AUCTIONS IMPERIAL DECEMBER 2020
Lot 288:
Description
The hemispherical cup with integrally-forged branches joining the guard and knucklebow, with mushroom-form pommel and chequered horn grip. Long, broad, double-edged blade of flattened hexagonal section tapering continuously to the tip.Mid-17th century. Brown overall, minor chipping to grip. Swords of this form are known as the Caribbean cuphilt; they were produced both in Europe and the New World, but endemic to the Spanish Main (Spanish possessions in the New World directly accessible from Spain, including the coastline from present-day Florida to Venezuela and the Caribbean Islands.) They are one of the very few weapons which may be authentically ascribed to privateers generally and to buccaneers, who preyed on the Spanish Main, most specifically.

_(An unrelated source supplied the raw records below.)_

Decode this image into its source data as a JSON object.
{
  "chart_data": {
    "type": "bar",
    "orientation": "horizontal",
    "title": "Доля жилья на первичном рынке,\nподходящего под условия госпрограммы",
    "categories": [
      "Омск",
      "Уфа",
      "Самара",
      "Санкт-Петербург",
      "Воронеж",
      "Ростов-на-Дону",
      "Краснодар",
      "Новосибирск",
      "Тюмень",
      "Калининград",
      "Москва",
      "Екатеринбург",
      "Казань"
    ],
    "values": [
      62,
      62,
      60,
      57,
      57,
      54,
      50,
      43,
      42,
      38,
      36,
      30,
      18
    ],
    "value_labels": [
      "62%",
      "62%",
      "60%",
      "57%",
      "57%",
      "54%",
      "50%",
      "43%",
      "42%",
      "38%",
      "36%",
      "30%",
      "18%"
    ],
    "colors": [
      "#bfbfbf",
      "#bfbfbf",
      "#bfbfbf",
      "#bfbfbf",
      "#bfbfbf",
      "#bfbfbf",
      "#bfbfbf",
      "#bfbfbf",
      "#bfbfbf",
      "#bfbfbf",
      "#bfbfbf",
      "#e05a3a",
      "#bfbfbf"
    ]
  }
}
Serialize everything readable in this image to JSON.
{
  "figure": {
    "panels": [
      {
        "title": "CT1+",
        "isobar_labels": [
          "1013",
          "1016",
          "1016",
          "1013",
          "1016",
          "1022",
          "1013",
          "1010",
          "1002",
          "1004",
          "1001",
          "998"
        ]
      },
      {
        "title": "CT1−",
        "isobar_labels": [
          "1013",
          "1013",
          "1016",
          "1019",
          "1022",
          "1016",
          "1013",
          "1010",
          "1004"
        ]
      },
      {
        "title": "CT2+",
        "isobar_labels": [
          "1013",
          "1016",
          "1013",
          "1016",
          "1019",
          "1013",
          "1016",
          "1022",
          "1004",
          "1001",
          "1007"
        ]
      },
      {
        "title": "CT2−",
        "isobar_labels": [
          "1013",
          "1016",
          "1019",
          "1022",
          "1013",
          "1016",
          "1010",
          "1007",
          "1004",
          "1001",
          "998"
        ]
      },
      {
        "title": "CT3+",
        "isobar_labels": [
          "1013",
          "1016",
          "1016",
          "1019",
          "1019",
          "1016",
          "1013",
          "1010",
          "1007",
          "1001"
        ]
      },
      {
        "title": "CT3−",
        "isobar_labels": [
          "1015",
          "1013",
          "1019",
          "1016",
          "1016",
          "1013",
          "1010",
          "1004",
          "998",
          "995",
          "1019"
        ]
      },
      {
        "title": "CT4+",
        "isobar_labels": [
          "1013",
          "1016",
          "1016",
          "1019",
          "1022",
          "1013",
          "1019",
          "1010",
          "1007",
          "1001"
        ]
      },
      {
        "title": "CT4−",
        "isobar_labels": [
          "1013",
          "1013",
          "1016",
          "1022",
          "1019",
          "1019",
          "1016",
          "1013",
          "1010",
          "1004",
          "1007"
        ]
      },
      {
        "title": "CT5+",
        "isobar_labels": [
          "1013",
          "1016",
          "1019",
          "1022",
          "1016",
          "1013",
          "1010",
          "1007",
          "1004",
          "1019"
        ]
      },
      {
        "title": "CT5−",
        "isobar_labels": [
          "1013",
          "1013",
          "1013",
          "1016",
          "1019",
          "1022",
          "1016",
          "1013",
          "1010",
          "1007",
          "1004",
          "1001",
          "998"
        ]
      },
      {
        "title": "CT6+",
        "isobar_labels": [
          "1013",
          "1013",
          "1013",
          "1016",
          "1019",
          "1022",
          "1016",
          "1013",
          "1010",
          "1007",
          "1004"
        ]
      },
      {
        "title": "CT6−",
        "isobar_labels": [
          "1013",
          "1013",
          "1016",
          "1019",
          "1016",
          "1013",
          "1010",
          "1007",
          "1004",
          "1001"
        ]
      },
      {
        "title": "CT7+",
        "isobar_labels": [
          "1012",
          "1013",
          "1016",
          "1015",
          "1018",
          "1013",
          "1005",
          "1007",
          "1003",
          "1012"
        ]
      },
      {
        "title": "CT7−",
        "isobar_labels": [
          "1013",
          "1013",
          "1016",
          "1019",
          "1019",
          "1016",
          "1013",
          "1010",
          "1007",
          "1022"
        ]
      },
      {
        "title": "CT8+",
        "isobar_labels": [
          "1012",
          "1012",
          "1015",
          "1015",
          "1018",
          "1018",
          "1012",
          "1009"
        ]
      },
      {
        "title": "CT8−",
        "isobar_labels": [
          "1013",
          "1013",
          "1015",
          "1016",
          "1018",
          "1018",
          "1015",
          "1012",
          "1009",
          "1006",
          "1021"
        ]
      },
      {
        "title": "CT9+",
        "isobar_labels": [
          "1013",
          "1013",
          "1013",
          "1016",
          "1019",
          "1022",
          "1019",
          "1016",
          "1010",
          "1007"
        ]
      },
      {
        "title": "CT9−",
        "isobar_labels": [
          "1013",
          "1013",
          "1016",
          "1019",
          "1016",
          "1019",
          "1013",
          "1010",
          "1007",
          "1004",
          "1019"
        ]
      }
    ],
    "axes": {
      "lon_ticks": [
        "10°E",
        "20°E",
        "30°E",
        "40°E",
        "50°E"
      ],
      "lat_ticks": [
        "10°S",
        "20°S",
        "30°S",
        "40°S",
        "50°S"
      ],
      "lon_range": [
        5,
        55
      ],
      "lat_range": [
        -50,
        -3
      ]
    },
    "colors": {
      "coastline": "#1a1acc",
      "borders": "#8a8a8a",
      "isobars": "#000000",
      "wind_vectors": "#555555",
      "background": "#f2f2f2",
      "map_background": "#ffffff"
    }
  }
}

Most Caribbean cuphilts have been shortened and modified through hard use over the centuries. This example remains untouched. See Spanish Military Weapons in Colonial America, 1700 – 1821. By Sidney B. Brinckerhoff and Pierce A. Chamberlain. Harrisburg, Pa.: Stackpole Books, 1972, 72, for a precisely similar example in the Arizona Historical Society Collection, Tucson, Arizona. Overall length114cm.